ICU services represent a significant and increasing proportion of medical care. Population-based epidemiologic studies are essential to inform physicians and policymakers about current and future ICU demands. We aimed to determine the incidence of critical care syndromes, organ failures, and life-support interventions in a defined US suburban community with unrestricted access to critical care services.
This population-based observational cohort from January 1 to December 31, 2006, in Olmsted County, Minnesota, included all consecutive critically ill adult residents admitted to the ICU. Main outcomes were incidence of critical care syndromes, life-support interventions, and organ failures as defined by standard criteria. Incidences are reported per 100,000 population (95% CIs) and were age adjusted to the 2006 US population.
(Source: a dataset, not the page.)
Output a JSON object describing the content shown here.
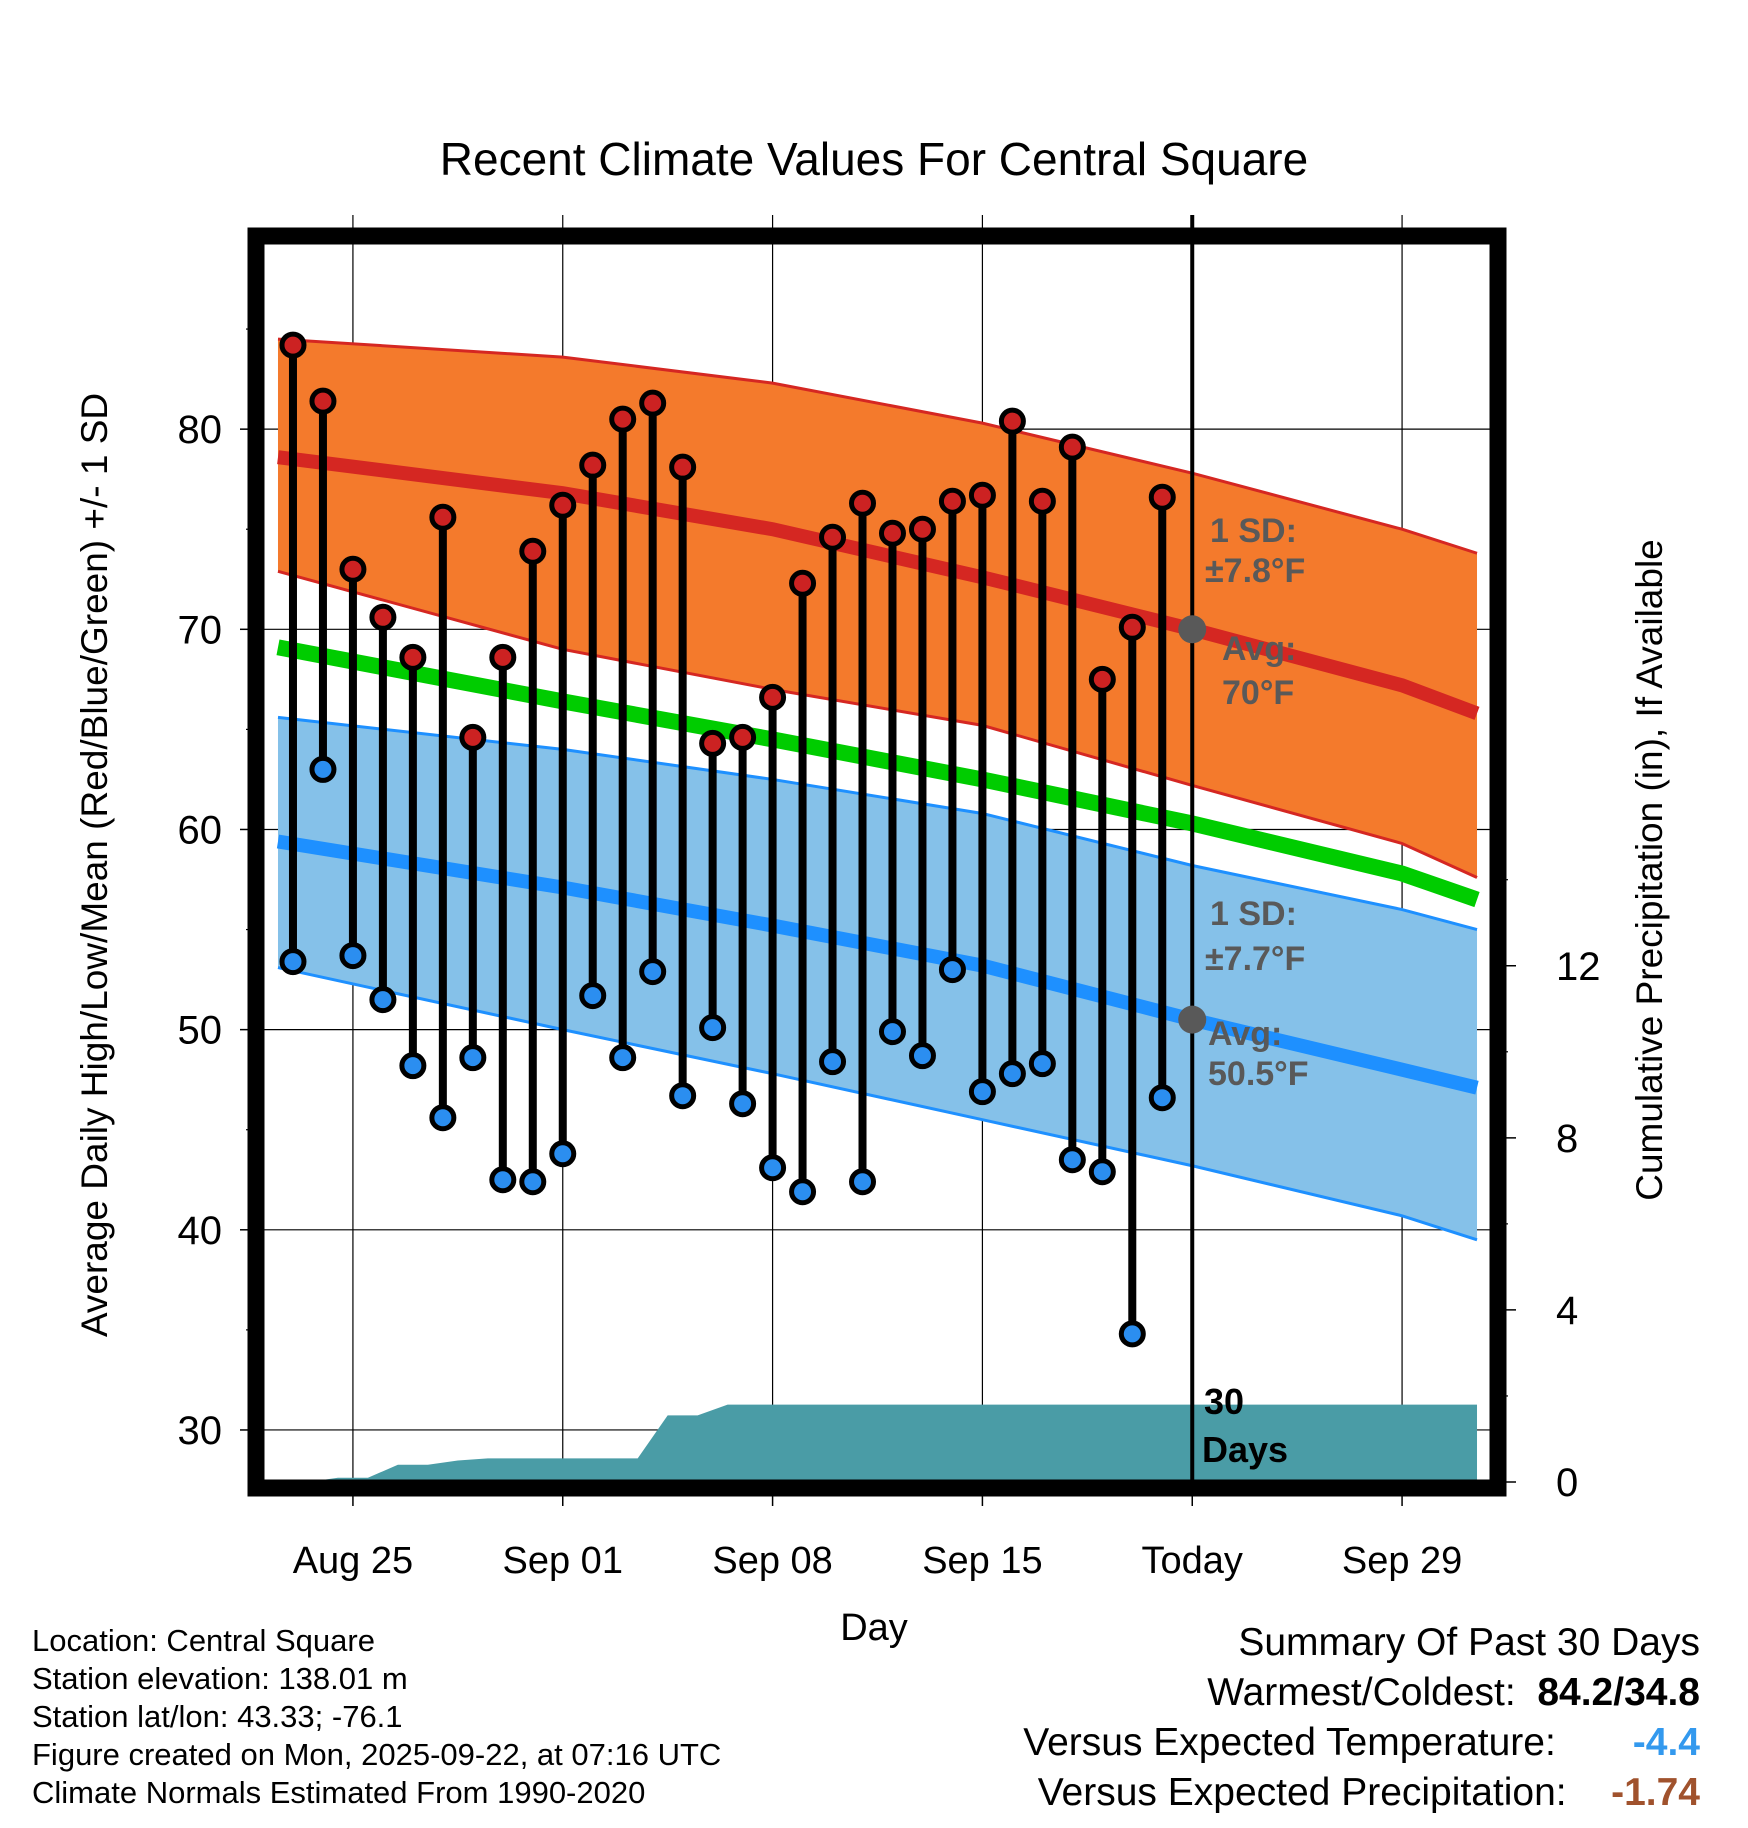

A total of 1,707 ICU admissions were identified from 1,461 patients. Incidences of critical care syndromes were respiratory failure, 430 (390-470); acute kidney injury, 290 (257-323); severe sepsis, 286 (253-319); all-cause shock, 194 (167-221); acute lung injury, 86 (68-105); all-cause coma, 43 (30-55); and overt disseminated intravascular coagulation, 18 (10-26). Incidence of mechanical ventilation was invasive, 310 (276-344); noninvasive, 180 (154-206); vasopressors and inotropes, 183(155-208). Renal replacement therapy incidence was 96 (77-116). Of the cohort, 1,330 patients (91%) survived to hospital discharge. Short- and long-term survival decreased by the number of failing organs.
In a suburban US community with high access to critical care services, cumulative incidences of critical care syndromes and life-support interventions were higher than previously reported. The results of this study have important implications for future planning of critical care delivery.